Dr. Bountra highlighted a more far-reaching challenge, which has dogged the pharma industry and could hinder progress in epigenetic drug discovery. “All pharmas and biotechs are working on the same targets in parallel, in secret, so there is a massive duplication of effort.”
“The tragedy of drug discovery attrition figures is that they are also duplicated and the outcomes are not shared. This means thousands of patients are exposed to molecules that many other groups definitely know are destined to fail in trials. That cannot be ethically or morally right. If we’re to make significant rapid progress with epigenetic drug discovery, this situation has to change.”
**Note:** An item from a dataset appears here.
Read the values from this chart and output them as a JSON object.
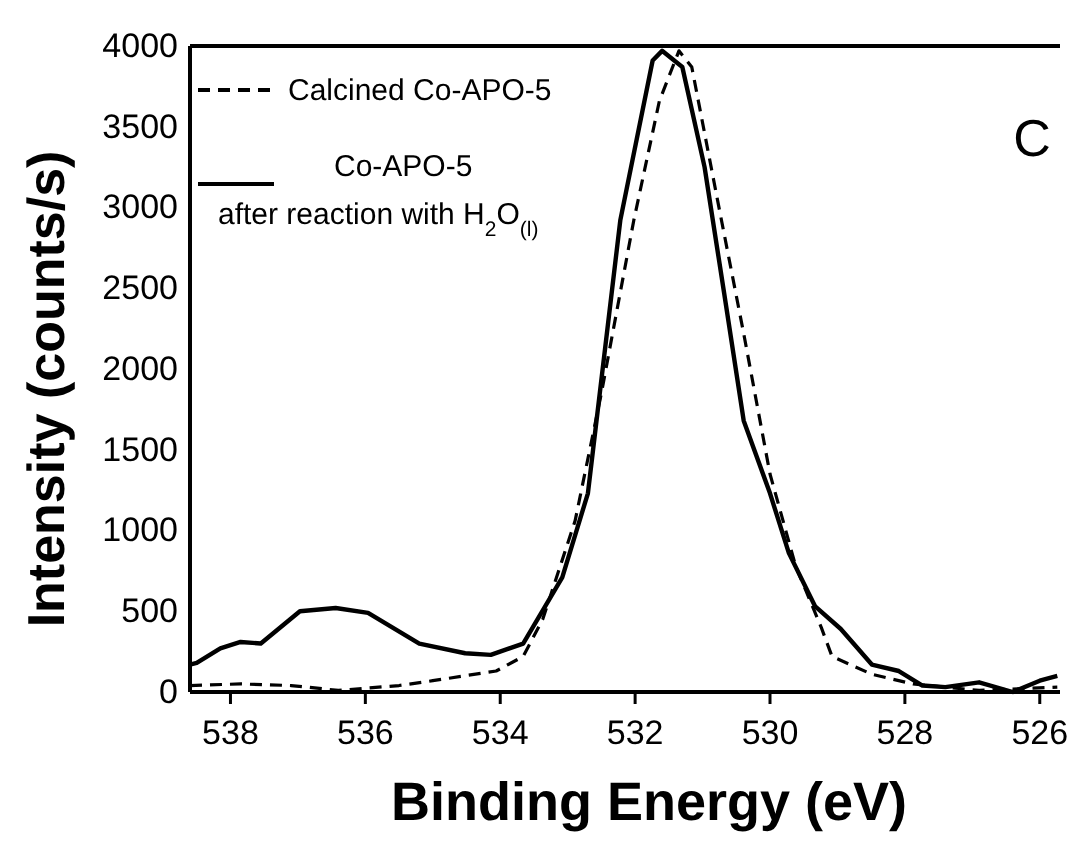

According to Dr. Bountra, one problem is that early IP on molecules means information is not shared, which makes drug discovery slower, more difficult, and more expensive. The solution, he believes, is to establish public private partnerships such as the SGC, which includes academic collaborators in the U.K., U.S., Canada, and Sweden, alongside pharma companies such as GSK, Novartis, and Pfizer.
These partnerships would take industry standard molecules for novel (“pioneer”) targets through to Phase II proof of clinical mechanism, without having any IP on the molecule. This would enable rapid publication of all data including negative clinical results, and would also de-risk the process, as novel targets would be clinically validated before large, parallel investments in multiple organizations.
Dr. Bountra cited the epigenetic-derived molecule JQ1 as an example of how this could work. “JQ1 has been given freely to more than 100 labs worldwide, and is now being profiled in several therapy areas including inflammation, virology, and some forms of cancer.
“The SGC has demonstrated that having the reagents freely available accelerates collaboration, and therefore science, and hence drug discovery. The impact of this one freely available molecule has been phenomenal—within 10 months this molecule has led to the initiation of proprietary programs, opened up a new area of science, enabled the establishment of a new biotech, and importantly, experts in pharma are trying to convert this target into a new drug for patients.”
Overall, speakers were upbeat about the prospect of epigenetics being able to deliver. Dr. Kouzarides summarized, “We hope to soon see the first potent epigenetic-derived drugs in the clinic. Many of the initial inhibitor molecules such as I-BET and JQ1 may or may not work, but they will establish the principle that epigenetic-derived drugs can be selective and specific.
“Novel druggable targets may be found in other chromatin modification pathways, so in the next few years we might see a shift away from kinase-based drug discovery and toward the epigenetic arena.”